The second stage will involve a “stabilisation and readjustment of expenditures” during 2021.
In the third stage, Cyprus will tap some €1bn from the EU recovery fund, aimed at restarting the economy.
But the EU cash comes with strings attached. Cyprus must first implement a series of reforms, including in the public service, local government, legislation governing development projects, and the justice system.
Over the past few years, Petrides observed, Cyprus has suffered from “reform fatigue” due to the political cost involved.
“There need to be reforms, and the government and parliament must be the drivers behind this,” he said.
Going into more specifics, the minister left open the possibility of extending a current guarantee against evictions.
But he all but ruled out further extending a moratorium on property repossessions – which resumed this month.
“We must safeguard the banking sector so as to avoid the slippery slope.”
The government is also not in favour of extending the suspension on loan installments scheme, even though banks can opt to do so on their own initiative.
The suspension on loan installments scheme – designed to give debtors some relief – expires at the end of the year.
Weighing in on the home repossessions issue, central bank governor Constantinos Herodotou said he was against granting a further grace period, since most of these loans concern debtors who’ve been uncooperative for too long.
Currently 45 per cent of non-performing loans (NPLs) are five years or more in arrears, and a further 32 per cent are over seven years behind. This metric is the worst in Europe.
Herodotou said EU authorities have indicated they are wary of the “debt delinquency culture” in Cyprus.
And given that an economic rebound is forecast for next year, extending the moratorium on repos does not make for sound policy.
“We will only give [credit rating] agencies the excuse to consider that a part of these loans will also turn non-performing in 2021,” the central banker said, warning that this would adversely impact Cyprus’ sovereign credit score.

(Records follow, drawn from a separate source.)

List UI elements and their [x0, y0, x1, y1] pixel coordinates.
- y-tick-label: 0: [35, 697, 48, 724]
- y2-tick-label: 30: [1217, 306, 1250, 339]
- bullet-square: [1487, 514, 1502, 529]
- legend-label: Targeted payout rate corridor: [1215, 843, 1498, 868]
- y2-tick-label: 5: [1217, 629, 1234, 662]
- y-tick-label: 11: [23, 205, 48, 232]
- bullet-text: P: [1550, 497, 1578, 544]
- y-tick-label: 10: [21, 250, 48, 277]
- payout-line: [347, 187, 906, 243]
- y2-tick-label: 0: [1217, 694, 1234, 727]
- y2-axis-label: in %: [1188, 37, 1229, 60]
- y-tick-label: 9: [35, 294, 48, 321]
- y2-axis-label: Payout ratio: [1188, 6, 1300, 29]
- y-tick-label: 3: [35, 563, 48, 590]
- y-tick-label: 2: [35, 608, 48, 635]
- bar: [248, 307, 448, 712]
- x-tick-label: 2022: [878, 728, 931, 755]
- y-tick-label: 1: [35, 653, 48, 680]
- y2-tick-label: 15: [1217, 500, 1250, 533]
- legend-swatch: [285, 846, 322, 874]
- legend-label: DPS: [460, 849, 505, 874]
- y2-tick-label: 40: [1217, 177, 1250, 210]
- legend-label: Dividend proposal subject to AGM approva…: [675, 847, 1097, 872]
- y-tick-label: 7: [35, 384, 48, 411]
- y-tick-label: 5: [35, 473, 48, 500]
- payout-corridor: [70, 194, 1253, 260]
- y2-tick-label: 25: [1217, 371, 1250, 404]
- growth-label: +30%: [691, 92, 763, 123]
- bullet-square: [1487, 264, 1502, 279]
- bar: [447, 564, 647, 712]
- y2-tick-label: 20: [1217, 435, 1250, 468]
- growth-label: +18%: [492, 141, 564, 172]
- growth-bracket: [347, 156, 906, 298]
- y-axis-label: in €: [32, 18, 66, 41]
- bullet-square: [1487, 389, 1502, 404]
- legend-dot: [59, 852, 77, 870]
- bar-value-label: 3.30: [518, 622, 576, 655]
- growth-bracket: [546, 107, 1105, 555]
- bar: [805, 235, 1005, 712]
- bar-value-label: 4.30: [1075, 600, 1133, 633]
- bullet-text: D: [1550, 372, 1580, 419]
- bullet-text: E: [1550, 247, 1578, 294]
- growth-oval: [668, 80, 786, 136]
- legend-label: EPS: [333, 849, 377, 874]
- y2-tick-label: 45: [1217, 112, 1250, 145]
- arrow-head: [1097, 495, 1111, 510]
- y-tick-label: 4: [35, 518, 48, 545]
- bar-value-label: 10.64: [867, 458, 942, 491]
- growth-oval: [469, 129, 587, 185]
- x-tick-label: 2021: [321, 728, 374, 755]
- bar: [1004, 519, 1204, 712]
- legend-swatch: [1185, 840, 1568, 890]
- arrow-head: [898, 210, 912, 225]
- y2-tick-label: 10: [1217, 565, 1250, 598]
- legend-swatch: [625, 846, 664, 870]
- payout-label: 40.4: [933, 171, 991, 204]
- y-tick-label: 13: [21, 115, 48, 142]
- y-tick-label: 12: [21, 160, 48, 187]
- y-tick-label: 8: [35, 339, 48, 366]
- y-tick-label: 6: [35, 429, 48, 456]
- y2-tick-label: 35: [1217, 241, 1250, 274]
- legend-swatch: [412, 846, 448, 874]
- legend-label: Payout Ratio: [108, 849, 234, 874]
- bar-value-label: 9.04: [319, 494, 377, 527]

For her part, Labour Minister Zeta Emilianidou said the various government support schemes have been taken up by 190,000 employees, 25,000 self-employed persons, and 54,000 businesses.
The total cost of the schemes comes to €460 million.
Emilianidou fired a warning shot, hinting at sanctions against employers who benefited from the support schemes but who are found to fire workers.
She recalled that beneficiary businesses are bound to not issue termination of employment notices until the end of December.
“After December, they will be able to do so.”
Support schemes for workers would continue until October. Between October and March 2021, hotels and other businesses associated with tourism will enroll in government schemes concerning the full suspension of operations.